Сейчас, сидя в самолете, Летти думала о том, что совершенно неожиданно в ее жизни произошло большое событие. Что нежданно-негаданно она добилась победы в деле, которое считала развлечением, хобби и даже отдыхом. «Что ж, это хорошо. Майлз правильно сказал, что любой успех – это часть нашей жизни. Это кусочек нашего прошлого. Странный этот Стив. Большой, грозный и страшно сентиментальный», – думала Летти, и тут же из-под карандаша на листе появилось лицо Стива. Потом Летти нарисовала Анну – она была величественно красивой. Именно такой она казалась Летти.

– Так-так, вот вы чем занимаетесь! – над ней склонился Дик.

Летти засмущалась, словно совершила что-то неприличное.

– Это так, воспоминания о вчерашних днях, – улыбнулась Летти.

– У вас здорово получаются портреты. Гораздо лучше, чем пиджаки и рубашки. Ваша та самая синяя рубашка красива, но чертовски неудобна. Узкая.

– Так это чтобы вы модным на экране были! – рассмеялась Летти.

– Понятно. А мой портрет вы не нарисовали? – Дик нахмурился. – А почему? Чем я вам плох?

Летти рассмеялась в ответ на этот притворно-обиженный тон:

– Не успела. Но сейчас нарисую. – На чистом листе она в три штриха изобразила Дика.

– Здорово. Просто здорово. Вы ухватываете главное в лице. Ну, теперь моя душа похищена вами.

– Это как? – улыбнулась Летти.

– Как? В некоторых африканских племенах существует поверье, что, если человек тебя рисует или фотографирует, он крадет твою душу.

– Понятно, а если я вам отдам рисунок?

– Спасибо, возьму. Не откажусь. Но все равно – душу вы мою похитили.
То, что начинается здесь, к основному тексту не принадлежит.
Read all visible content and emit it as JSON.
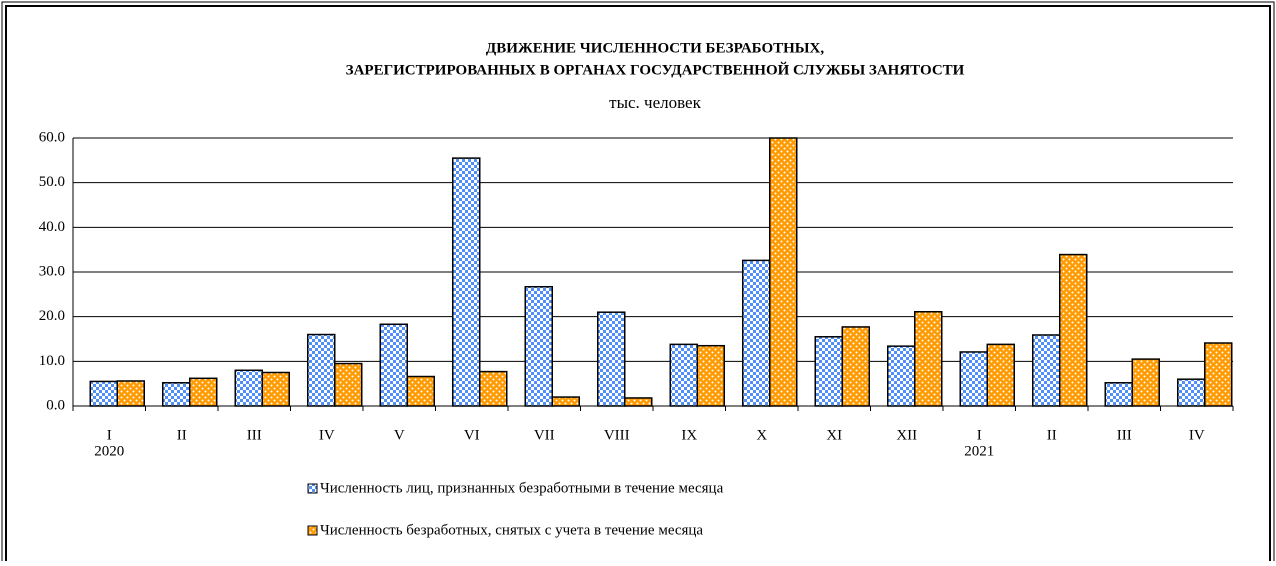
{
  "chart_data": {
    "type": "bar",
    "title": [
      "ДВИЖЕНИЕ ЧИСЛЕННОСТИ БЕЗРАБОТНЫХ,",
      "ЗАРЕГИСТРИРОВАННЫХ В ОРГАНАХ ГОСУДАРСТВЕННОЙ СЛУЖБЫ ЗАНЯТОСТИ"
    ],
    "subtitle": "тыс. человек",
    "categories": [
      "I",
      "II",
      "III",
      "IV",
      "V",
      "VI",
      "VII",
      "VIII",
      "IX",
      "X",
      "XI",
      "XII",
      "I",
      "II",
      "III",
      "IV"
    ],
    "years": [
      "2020",
      null,
      null,
      null,
      null,
      null,
      null,
      null,
      null,
      null,
      null,
      null,
      "2021",
      null,
      null,
      null
    ],
    "series": [
      {
        "name": "Численность лиц, признанных безработными в течение месяца",
        "color": "#4f8ff7",
        "pattern": "checker",
        "values": [
          5.5,
          5.2,
          8.0,
          16.0,
          18.3,
          55.5,
          26.7,
          21.0,
          13.8,
          32.6,
          15.5,
          13.4,
          12.1,
          15.9,
          5.2,
          6.0
        ]
      },
      {
        "name": "Численность безработных, снятых с учета в течение месяца",
        "color": "#ff9a00",
        "pattern": "dots",
        "values": [
          5.6,
          6.2,
          7.5,
          9.5,
          6.6,
          7.7,
          2.0,
          1.8,
          13.5,
          60.0,
          17.7,
          21.1,
          13.8,
          33.9,
          10.5,
          14.1
        ]
      }
    ],
    "ylim": [
      0,
      60
    ],
    "yticks": [
      {
        "value": 0,
        "label": "0.0"
      },
      {
        "value": 10,
        "label": "10.0"
      },
      {
        "value": 20,
        "label": "20.0"
      },
      {
        "value": 30,
        "label": "30.0"
      },
      {
        "value": 40,
        "label": "40.0"
      },
      {
        "value": 50,
        "label": "50.0"
      },
      {
        "value": 60,
        "label": "60.0"
      }
    ],
    "grid": true
  }
}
Летти покраснела – разговор вдруг приобрел оттенок флирта. Двадцатидвухлетняя Скарлетт имела небольшой личный опыт – на первом курсе она влюбилась в стажера, прибывшего из Лондона. Связь между ними была короткой и для Летти очень болезненной. Стажер через три месяца бросил ее, заведя интрижку с красавицей пейзажисткой.

– Ну, когда-нибудь это бы случилось. Будь осторожна впредь, – сказала ей мать, когда Летти в порыве отчаяния пожаловалась на ветреного английского любовника.

Услышав этот спокойный тон и не услышав гнева или возмущения по поводу легкомыслия дочери, Летти нашла в себе силы посмотреть на произошедшее как на приобретение полезного опыта. «Так, ну, теперь я буду выбирать», – пообещала она сама себе и стала сторониться каждого, кто пытался с ней разговаривать вот этим самым тоном, с которым заговорил с ней Дик.